An intriguing historical footnote teased into epic.
As he did with The Napoleon of Crime (1997), London Times columnist Macintyre (The Englishman’s Daughter, 2002) finds an unlikely hero in a 19th-century American who defied convention and got himself in hot water for his troubles. The man in question was a young Pennsylvania Quaker, Josiah Harlan, who left his comfortable home and made his way to India. There, in the dusty streets of Peshawar, he made the acquaintance of an exiled Afghan potentate who promised him endless wealth and power if only Harlan would lead an army to Kabul and overthrow the usurper. (The potentate added that he would have done so already, but he was “concerned for the safety of the harem, which he could hardly take into battle.”) That was apparently all Harlan needed to hear, and in no time he was charging around in the highest elevations of the Hindu Kush, where he planted an American flag.
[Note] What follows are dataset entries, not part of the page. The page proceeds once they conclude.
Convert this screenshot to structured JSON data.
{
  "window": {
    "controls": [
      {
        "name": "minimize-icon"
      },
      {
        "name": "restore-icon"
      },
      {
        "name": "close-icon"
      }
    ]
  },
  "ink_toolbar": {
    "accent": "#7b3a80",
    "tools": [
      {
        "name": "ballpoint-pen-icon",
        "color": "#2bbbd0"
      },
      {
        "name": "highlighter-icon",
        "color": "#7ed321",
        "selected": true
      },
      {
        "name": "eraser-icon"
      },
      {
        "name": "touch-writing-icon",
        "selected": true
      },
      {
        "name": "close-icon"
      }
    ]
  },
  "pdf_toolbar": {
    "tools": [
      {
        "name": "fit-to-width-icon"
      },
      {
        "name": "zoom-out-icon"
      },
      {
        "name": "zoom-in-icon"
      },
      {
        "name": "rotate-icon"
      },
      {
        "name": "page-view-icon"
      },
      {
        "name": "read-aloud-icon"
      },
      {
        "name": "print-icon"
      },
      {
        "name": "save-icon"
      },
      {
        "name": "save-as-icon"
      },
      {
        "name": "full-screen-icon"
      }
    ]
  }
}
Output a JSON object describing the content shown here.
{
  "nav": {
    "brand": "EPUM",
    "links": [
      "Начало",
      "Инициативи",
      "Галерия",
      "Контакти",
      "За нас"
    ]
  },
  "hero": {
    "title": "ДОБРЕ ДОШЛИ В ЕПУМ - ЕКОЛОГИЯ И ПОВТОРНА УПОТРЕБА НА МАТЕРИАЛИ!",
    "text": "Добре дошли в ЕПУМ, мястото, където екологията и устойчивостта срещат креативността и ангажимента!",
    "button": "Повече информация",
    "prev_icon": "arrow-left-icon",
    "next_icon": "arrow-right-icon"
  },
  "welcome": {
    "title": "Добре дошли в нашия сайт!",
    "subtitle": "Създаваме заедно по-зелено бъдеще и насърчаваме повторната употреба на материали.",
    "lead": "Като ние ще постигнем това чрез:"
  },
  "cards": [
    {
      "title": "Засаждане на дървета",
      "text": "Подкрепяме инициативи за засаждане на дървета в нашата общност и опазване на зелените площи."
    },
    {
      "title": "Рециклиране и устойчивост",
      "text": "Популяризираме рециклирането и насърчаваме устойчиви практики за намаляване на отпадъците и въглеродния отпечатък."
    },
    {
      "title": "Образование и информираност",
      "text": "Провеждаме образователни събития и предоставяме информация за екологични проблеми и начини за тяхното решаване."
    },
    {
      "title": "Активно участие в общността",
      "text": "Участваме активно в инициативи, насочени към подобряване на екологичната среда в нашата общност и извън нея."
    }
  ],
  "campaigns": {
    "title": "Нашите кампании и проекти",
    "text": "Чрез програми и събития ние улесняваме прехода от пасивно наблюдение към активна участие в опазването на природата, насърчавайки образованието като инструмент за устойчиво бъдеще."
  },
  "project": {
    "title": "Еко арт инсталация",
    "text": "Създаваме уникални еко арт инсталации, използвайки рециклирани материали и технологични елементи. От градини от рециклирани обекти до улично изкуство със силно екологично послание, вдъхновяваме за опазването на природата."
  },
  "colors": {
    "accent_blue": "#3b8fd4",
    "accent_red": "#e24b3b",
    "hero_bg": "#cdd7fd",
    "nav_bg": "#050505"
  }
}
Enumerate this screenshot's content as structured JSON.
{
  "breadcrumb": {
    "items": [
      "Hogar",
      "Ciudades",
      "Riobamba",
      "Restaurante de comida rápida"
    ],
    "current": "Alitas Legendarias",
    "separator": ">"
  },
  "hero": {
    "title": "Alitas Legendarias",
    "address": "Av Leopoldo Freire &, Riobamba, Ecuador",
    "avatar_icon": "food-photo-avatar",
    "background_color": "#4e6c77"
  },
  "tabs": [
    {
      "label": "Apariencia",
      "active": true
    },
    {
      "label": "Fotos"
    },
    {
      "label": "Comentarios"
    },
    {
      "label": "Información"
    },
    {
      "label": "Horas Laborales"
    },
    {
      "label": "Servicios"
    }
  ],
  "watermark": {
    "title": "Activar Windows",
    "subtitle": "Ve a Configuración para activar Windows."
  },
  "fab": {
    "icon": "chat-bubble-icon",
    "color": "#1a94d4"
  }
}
Long before the arrival of the English in Afghanistan, Harlan was living the fine life of a pale god; in the end, he bore many titles: “Prince of Ghor, Paramount Chief of the Hazarajat, Lord of Kurram, governor of Jasrota and Gujrat . . . Chief Sirdar and Commandant of the invincible armies of Dost Mohammed Khan, mighty Amir of Kabul, Pearl of the Ages and Commander of the Faithful.” Macintyre reasonably suggests that Harlan’s adventures in Afghanistan—which ended thanks to British perfidy—inspired Rudyard Kipling’s great story “The Man Who Would Be King,” save that the real-life tale’s denouement was far less interesting: after scandal-tinged service as a Union officer in the Civil War, Harlan wound up in San Francisco practicing medicine without a license and presumably bragging to whomever would listen about his “sojourn of eighteen years amongst the Pagan and Mohamedan communities of the East.”
Fascinating—and most entertaining—from start to finish.